Vers un corridor alimentaire entre le Tchad et le Gabon

Une délégation gabonaise a rencontré les autorités tchadiennes pour ouvrir la voie à l'exportation de viande vers le marché gabonais.

Une délégation gabonaise s'est rendue au Tchad pour examiner les conditions d'un futur corridor alimentaire, destiné à acheminer de la viande tchadienne vers les étals gabonais. La démarche s'inscrit dans les orientations fixées par les présidents des deux pays lors du Forum africain de l'eau, dans le cadre plus large des échanges au sein de la CEMAC.

Étal de boucherie sur un marché africain, illustration du commerce alimentaire régional
Le projet de corridor alimentaire vise à acheminer de la viande tchadienne vers les marchés gabonais.

Une mission conduite par la diplomatie gabonaise

C'est la consule générale du Gabon au Tchad, Alia Maheva Bongo Ondimba, qui a conduit récemment cette délégation auprès des autorités tchadiennes.

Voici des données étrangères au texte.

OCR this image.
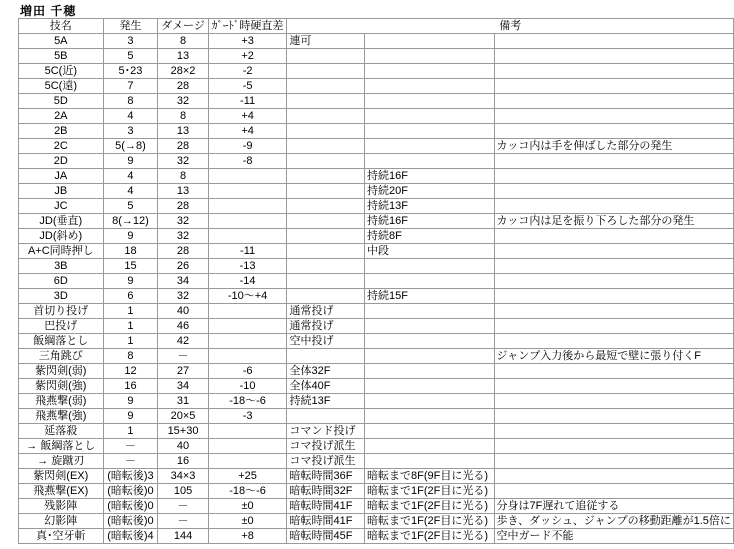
増田 千穂
技名	発生	ダメージ	ｶﾞｰﾄﾞ時硬直差	備考		
5A	3	8	+3	連可		
5B	5	13	+2			
5C(近)	5･23	28×2	-2			
5C(遠)	7	28	-5			
5D	8	32	-11			
2A	4	8	+4			
2B	3	13	+4			
2C	5(→8)	28	-9			カッコ内は手を伸ばした部分の発生
2D	9	32	-8			
JA	4	8			持続16F	
JB	4	13			持続20F	
JC	5	28			持続13F	
JD(垂直)	8(→12)	32			持続16F	カッコ内は足を振り下ろした部分の発生
JD(斜め)	9	32			持続8F	
A+C同時押し	18	28	-11		中段	
3B	15	26	-13			
6D	9	34	-14			
3D	6	32	-10～+4		持続15F	
首切り投げ	1	40		通常投げ		
巴投げ	1	46		通常投げ		
飯綱落とし	1	42		空中投げ		
三角跳び	8	－				ジャンプ入力後から最短で壁に張り付くF
紫閃剣(弱)	12	27	-6	全体32F		
紫閃剣(強)	16	34	-10	全体40F		
飛燕撃(弱)	9	31	-18～-6	持続13F		
飛燕撃(強)	9	20×5	-3			
延落殺	1	15+30		コマンド投げ		
→ 飯綱落とし	－	40		コマ投げ派生		
→ 旋蹴刃	－	16		コマ投げ派生		
紫閃剣(EX)	(暗転後)3	34×3	+25	暗転時間36F	暗転まで8F(9F目に光る)	
飛燕撃(EX)	(暗転後)0	105	-18～-6	暗転時間32F	暗転まで1F(2F目に光る)	
残影陣	(暗転後)0	－	±0	暗転時間41F	暗転まで1F(2F目に光る)	分身は7F遅れて追従する
幻影陣	(暗転後)0	－	±0	暗転時間41F	暗転まで1F(2F目に光る)	歩き、ダッシュ、ジャンプの移動距離が1.5倍に
真･空牙斬	(暗転後)4	144	+8	暗転時間45F	暗転まで1F(2F目に光る)	空中ガード不能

L'objectif : évaluer concrètement les perspectives d'exportation de viande tchadienne vers le Gabon, un projet qui dépasse la simple visite protocolaire pour poser les premières pierres d'un véritable circuit d'approvisionnement.

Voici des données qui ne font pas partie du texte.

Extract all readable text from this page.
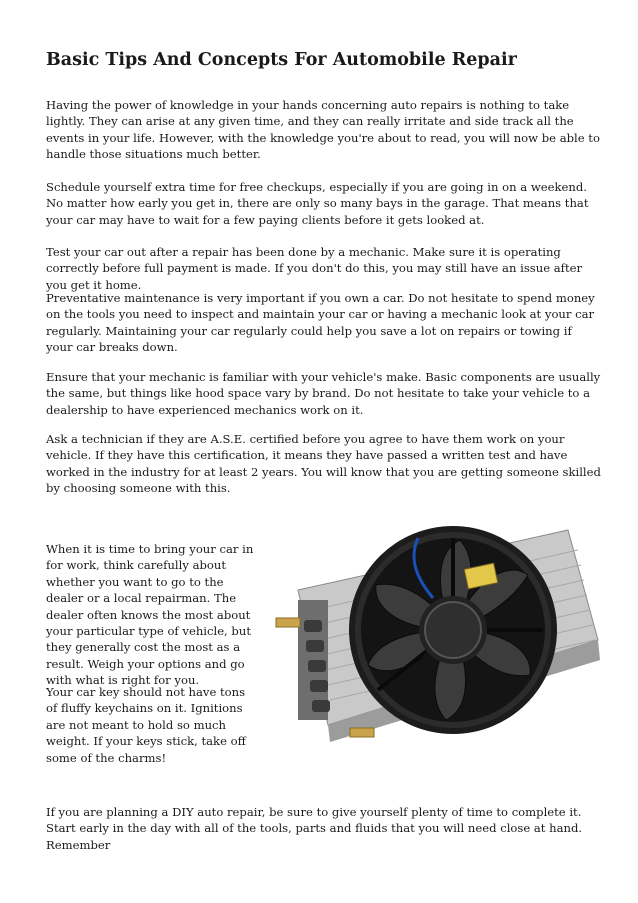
Basic Tips And Concepts For Automobile Repair

Having the power of knowledge in your hands concerning auto repairs is nothing to take lightly. They can arise at any given time, and they can really irritate and side track all the events in your life. However, with the knowledge you're about to read, you will now be able to handle those situations much better.

Schedule yourself extra time for free checkups, especially if you are going in on a weekend. No matter how early you get in, there are only so many bays in the garage. That means that your car may have to wait for a few paying clients before it gets looked at.

Test your car out after a repair has been done by a mechanic. Make sure it is operating correctly before full payment is made. If you don't do this, you may still have an issue after you get it home.

Preventative maintenance is very important if you own a car. Do not hesitate to spend money on the tools you need to inspect and maintain your car or having a mechanic look at your car regularly. Maintaining your car regularly could help you save a lot on repairs or towing if your car breaks down.

Ensure that your mechanic is familiar with your vehicle's make. Basic components are usually the same, but things like hood space vary by brand. Do not hesitate to take your vehicle to a dealership to have experienced mechanics work on it.

Ask a technician if they are A.S.E. certified before you agree to have them work on your vehicle. If they have this certification, it means they have passed a written test and have worked in the industry for at least 2 years. You will know that you are getting someone skilled by choosing someone with this.

When it is time to bring your car in for work, think carefully about whether you want to go to the dealer or a local repairman. The dealer often knows the most about your particular type of vehicle, but they generally cost the most as a result. Weigh your options and go with what is right for you.

Your car key should not have tons of fluffy keychains on it. Ignitions are not meant to hold so much weight. If your keys stick, take off some of the charms!

If you are planning a DIY auto repair, be sure to give yourself plenty of time to complete it. Start early in the day with all of the tools, parts and fluids that you will need close at hand. Remember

Cette rencontre ne sort pas de nulle part. Elle s'inscrit dans les orientations fixées par les présidents Brice Clotaire Oligui Nguema et Mahamat Idriss Déby Itno, formulées en marge du Forum africain de l'eau. Deux chefs d'État, deux économies complémentaires : le Tchad dispose d'un cheptel important, le Gabon d'une demande alimentaire croissante, largement couverte aujourd'hui par les importations.

Un enjeu qui dépasse le seul commerce de viande

Le projet de corridor alimentaire s'inscrit dans le cadre plus large du renforcement des échanges commerciaux au sein de la CEMAC, cette zone économique et monétaire qui regroupe six pays d'Afrique centrale mais dont les flux internes restent, aujourd'hui encore, modestes comparés aux importations venues d'autres continents. Ouvrir une filière tchadienne vers le Gabon reviendrait à inverser, même modestement, cette logique.

Pour les consommateurs gabonais, l'enjeu est concret : diversifier les sources d'approvisionnement en produits carnés pourrait, à terme, jouer sur la disponibilité et potentiellement sur les prix, dans un pays qui importe une large part de sa consommation alimentaire. Mais ces effets restent à ce stade des perspectives évoquées, pas des acquis : aucun calendrier ni volume d'échange n'a été précisé à ce jour.

Ce qu'il reste à construire

Entre l'intention politique affichée par les deux présidents et sa traduction en flux commerciaux réels, le chemin passe par des étapes techniques : normes sanitaires, infrastructures de transport, logistique frigorifique sur des distances qui ne sont pas négligeables entre les zones d'élevage tchadiennes et les marchés gabonais. Rien, dans les informations disponibles, n'indique que ces aspects aient déjà été tranchés.

Reste que la démarche témoigne d'une volonté affirmée de resserrer les liens économiques entre deux pays de la sous-région, au-delà des discours de circonstance. La suite dépendra désormais des arbitrages techniques et du calendrier que les deux gouvernements voudront bien se donner.